Although glaucoma treatment can take many forms, including medical and procedural-based approaches, one underlying principle for improving outcomes is that earlier treatment affords greater opportunity to affect better results. Consequently, there is sincere interest in discovering the earliest precursory indicators of glaucoma and
ways they can be detected in the clinic.
Our current understanding of glaucoma suggests that changes in and around the retinal ganglion cells surrounding the optic nerve are some of the earliest signs of the disease. While there are several theories as to what may be the initial inciting event, the prevailing thought is that progressive loss in the ganglion cell layer eventually leads to the hallmark optic neuropathy that characterises the glaucomas.
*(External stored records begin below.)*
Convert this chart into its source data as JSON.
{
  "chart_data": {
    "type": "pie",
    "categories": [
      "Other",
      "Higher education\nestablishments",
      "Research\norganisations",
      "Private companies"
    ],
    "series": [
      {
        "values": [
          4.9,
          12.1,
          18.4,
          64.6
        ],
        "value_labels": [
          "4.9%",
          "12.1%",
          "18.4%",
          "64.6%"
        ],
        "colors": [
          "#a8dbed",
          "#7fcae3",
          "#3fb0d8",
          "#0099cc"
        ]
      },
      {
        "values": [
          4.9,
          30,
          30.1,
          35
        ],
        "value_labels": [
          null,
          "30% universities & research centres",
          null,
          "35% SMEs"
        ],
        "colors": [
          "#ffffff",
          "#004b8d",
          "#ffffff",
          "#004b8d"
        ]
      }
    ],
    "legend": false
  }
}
The ability to successfully prevent deterioration of visual function associated with later glaucoma may, therefore, hinge on monitoring the viability of this crucial cell layer at an early stage of the disease.
Modern visual electrophysiology devices, such as Diopsys NOVA (Diopsys), are making this possible in clinical practice through pattern electroretinography (PERG). PERG testing, which measures an electrical signal from the retina ganglion cells in response to a stimulus, may provide clinicians actionable information regarding the viability of the ganglion cell layer.
An irregular PERG test indicates abnormal function in the ganglion cell layer that precedes cell death by months or years. In addition to early detection benefits, PERG testing also indicates response to treatment.
Unlike other standard diagnostic modalities, such as optical coherence tomography (OCT) and perimetry testing, which are useful for measuring disease progression, PERG testing can indicate functional improvements. In other words, while serial OCT and visual fields may tell you when treatment has failed, PERG can serve as an index for when treatment is working. This information is invaluable if the intent is to treat glaucoma disease parameters that do not have apparent clinical correlates.